Fato é que se tornou quase impensável viver um evento político relevante sem ser inundado por um turbilhão de memes. Durante as eleições, em conflitos bélicos de amplas proporções, em escândalos de corrupção ou em mobilizações políticas diversas, lá estão os memes a processar socioculturalmente temas controversos e ásperos, frequentemente conferindo uma impressão de leveza à sátira mordaz.
Há quem diga que os memes não passam de conteúdo supérfluo e banal. E não estão de todo errado. Mas é justamente porque são aparentemente anódinos é que os memes são capazes de desempenhar múltiplas funções no debate político. Eles podem facilitar discussões ou interrompê-las, alimentar sentimentos de comunidade ou de rivalidade, fazer rir diante do trágico ou nutrir o ódio por certos atores e instituições. Atualizando e ressignificando fragmentos de sentido que são compreensíveis para certos grupos, memes fazem parte da maneira como sociedades contemporâneas tecem a trama de relações sociais que as constituem.

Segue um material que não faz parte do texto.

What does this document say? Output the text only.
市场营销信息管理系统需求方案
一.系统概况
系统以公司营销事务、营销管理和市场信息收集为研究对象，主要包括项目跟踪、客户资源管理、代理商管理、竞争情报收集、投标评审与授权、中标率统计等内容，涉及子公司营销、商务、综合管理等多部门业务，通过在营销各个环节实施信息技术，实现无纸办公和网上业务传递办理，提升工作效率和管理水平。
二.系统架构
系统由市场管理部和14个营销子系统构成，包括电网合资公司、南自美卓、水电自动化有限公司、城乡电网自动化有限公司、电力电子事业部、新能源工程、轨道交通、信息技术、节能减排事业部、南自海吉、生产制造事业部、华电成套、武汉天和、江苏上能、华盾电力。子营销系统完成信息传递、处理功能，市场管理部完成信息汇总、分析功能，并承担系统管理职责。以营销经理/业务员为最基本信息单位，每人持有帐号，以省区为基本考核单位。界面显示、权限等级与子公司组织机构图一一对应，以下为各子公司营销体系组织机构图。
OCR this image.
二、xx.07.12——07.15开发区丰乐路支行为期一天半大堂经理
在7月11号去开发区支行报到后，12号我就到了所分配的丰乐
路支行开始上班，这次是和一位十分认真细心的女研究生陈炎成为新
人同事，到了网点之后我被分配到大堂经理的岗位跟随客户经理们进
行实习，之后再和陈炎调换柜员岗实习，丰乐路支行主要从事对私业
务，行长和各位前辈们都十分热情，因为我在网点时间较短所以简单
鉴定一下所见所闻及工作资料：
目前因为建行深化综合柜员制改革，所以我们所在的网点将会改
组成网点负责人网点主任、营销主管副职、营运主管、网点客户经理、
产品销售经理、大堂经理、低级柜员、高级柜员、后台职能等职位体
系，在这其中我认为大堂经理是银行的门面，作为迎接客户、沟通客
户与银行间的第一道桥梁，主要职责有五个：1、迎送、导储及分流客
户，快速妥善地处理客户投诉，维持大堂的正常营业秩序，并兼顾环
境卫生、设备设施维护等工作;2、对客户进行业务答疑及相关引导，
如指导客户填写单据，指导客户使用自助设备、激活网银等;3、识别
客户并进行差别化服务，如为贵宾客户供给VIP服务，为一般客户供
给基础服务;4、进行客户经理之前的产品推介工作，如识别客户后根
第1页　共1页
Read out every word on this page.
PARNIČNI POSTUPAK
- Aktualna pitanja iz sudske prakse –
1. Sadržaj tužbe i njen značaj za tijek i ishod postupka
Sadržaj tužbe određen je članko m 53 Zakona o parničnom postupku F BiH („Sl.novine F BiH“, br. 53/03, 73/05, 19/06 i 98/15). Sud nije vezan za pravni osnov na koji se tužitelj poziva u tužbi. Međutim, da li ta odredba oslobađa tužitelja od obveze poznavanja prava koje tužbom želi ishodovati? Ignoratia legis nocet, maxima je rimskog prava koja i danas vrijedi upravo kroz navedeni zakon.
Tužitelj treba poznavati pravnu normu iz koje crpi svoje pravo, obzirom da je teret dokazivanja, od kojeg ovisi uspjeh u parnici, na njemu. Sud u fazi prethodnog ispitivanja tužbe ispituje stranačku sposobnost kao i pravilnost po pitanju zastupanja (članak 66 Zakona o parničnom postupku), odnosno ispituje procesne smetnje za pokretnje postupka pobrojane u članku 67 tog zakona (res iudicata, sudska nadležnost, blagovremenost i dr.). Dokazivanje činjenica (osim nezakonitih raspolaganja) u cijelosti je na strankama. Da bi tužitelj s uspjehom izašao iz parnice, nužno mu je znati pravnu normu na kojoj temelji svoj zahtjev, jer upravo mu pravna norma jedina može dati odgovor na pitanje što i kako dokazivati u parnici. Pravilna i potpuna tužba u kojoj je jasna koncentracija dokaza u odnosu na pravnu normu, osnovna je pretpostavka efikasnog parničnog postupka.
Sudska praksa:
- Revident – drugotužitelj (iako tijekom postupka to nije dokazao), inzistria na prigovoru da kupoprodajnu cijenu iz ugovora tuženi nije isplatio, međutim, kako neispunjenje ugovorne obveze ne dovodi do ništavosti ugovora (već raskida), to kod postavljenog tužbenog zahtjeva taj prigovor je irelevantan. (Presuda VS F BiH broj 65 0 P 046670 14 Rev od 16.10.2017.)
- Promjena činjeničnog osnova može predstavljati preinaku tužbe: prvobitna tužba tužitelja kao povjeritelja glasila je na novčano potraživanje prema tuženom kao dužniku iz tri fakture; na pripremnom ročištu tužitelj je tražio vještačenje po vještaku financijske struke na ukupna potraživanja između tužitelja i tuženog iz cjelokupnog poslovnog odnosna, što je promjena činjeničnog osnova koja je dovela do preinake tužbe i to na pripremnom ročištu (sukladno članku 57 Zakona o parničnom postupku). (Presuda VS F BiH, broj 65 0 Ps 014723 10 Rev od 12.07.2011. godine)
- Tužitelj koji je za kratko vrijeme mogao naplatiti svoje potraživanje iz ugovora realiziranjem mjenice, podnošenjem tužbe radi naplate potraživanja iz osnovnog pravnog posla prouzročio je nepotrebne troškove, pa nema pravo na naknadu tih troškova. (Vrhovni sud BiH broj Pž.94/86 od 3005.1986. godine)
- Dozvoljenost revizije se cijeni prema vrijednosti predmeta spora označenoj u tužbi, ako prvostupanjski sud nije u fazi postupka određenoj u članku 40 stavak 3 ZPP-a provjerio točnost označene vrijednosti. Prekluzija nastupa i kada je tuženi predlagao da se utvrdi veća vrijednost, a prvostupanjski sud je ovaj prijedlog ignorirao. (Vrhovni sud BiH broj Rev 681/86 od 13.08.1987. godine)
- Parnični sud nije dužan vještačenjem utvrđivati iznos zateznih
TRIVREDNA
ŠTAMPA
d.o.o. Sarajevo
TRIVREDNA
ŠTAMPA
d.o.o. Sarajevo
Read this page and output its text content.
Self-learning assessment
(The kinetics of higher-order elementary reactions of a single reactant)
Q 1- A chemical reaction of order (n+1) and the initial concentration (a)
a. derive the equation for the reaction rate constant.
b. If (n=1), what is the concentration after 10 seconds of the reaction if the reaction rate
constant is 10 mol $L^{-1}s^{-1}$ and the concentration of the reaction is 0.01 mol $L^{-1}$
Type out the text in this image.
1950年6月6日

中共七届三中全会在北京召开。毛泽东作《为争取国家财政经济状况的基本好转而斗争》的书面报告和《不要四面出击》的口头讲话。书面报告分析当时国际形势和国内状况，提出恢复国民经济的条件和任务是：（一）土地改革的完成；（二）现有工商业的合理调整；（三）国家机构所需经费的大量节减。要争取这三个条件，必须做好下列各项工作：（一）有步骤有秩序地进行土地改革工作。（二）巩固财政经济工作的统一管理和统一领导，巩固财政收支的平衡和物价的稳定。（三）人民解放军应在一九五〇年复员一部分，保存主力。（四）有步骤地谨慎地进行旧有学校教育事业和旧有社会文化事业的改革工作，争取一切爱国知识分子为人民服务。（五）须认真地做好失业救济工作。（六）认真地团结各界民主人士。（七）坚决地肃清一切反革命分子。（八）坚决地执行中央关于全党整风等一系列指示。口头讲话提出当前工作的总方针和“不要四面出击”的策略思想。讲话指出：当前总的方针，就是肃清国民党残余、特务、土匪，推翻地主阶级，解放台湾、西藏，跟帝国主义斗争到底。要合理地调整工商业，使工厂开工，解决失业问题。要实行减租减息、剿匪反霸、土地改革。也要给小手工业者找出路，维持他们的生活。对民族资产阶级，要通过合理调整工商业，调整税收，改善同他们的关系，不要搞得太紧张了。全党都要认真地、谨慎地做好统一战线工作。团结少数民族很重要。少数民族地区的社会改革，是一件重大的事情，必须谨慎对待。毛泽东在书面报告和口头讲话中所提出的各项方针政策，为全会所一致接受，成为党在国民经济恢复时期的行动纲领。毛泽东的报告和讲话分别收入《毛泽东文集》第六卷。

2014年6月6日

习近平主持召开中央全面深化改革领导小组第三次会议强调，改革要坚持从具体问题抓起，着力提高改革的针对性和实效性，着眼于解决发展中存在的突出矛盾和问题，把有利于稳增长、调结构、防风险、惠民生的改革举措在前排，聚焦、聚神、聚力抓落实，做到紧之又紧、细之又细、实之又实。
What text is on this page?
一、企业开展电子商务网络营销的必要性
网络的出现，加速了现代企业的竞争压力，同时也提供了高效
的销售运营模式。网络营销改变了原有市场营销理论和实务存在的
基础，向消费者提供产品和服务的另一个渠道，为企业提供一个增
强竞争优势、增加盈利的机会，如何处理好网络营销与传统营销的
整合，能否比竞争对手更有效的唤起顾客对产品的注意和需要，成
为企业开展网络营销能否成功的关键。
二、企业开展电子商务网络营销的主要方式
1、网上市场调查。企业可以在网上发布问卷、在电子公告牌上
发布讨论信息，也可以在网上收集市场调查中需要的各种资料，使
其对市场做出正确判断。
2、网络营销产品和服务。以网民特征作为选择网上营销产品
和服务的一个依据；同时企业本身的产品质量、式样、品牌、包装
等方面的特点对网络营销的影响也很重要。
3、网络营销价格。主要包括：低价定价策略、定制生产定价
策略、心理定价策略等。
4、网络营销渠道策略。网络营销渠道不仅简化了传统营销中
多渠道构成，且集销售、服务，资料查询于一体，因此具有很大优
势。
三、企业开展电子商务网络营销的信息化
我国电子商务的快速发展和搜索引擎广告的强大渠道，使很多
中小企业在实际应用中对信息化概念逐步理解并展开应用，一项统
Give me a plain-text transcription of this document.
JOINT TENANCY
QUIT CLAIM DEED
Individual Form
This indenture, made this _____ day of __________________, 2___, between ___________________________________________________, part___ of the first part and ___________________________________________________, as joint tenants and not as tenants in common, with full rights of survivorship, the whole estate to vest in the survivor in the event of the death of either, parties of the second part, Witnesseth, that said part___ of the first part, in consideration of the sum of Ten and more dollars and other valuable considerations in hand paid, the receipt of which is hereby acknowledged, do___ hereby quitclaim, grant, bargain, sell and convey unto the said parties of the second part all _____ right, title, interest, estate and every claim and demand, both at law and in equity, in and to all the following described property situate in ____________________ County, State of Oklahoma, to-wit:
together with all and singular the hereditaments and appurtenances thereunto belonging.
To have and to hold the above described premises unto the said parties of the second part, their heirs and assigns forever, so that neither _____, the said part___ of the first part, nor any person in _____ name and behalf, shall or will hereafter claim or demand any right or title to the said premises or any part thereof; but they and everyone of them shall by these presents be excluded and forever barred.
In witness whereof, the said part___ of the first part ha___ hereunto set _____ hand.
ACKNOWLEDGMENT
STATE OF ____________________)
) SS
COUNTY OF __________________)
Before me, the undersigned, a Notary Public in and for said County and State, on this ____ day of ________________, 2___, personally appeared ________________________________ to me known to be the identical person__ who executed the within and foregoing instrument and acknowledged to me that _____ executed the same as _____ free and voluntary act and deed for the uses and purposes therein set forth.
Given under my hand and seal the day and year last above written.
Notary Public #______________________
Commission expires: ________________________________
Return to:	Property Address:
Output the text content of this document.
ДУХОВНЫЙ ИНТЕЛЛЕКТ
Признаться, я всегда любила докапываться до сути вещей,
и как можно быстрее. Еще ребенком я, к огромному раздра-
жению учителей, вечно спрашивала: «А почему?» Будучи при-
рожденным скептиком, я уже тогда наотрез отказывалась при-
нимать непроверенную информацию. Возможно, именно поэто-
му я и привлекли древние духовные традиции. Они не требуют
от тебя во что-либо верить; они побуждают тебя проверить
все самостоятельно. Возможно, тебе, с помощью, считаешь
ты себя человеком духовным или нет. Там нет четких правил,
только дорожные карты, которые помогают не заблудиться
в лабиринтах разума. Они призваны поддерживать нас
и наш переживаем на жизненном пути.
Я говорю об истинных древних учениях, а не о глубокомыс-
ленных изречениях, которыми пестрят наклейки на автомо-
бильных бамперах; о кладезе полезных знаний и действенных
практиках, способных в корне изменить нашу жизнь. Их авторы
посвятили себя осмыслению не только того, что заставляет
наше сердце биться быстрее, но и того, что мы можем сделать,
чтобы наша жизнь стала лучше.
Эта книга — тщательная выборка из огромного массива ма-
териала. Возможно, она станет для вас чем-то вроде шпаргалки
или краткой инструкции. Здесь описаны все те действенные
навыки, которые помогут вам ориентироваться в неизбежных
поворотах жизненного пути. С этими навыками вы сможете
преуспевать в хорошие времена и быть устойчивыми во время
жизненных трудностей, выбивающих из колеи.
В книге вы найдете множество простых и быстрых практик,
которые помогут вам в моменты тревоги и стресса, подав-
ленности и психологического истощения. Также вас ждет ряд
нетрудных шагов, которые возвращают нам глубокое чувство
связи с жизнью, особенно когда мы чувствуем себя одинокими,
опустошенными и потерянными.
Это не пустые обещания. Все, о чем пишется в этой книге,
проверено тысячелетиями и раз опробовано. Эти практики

E é um erro pensar que apenas jovens se interessam por eles, como se houvesse alguma barreira geracional. Estudos como os da pesquisadora Kate Miltner, da Universidade de Sheffield, sugerem que determinados memes, como as imagens de gatinhos fofos, são especialmente compartilhados por pessoas mais velhas. Este dado chama a atenção se ladeado pelo recente levantamento que mostrou que os amotinados de 8 de janeiro presos têm, em sua maioria, mais de 40 anos de idade e utilizavam grupos de discussão em serviços de mensageria privada para fortalecer laços.
Nesse processo, é fundamental entender que memes são relevantes não apenas pelas mensagens que buscam trabalhar. Para além de seus conteúdos, eles produzem conexões entre pessoas, e essas conexões têm características específicas.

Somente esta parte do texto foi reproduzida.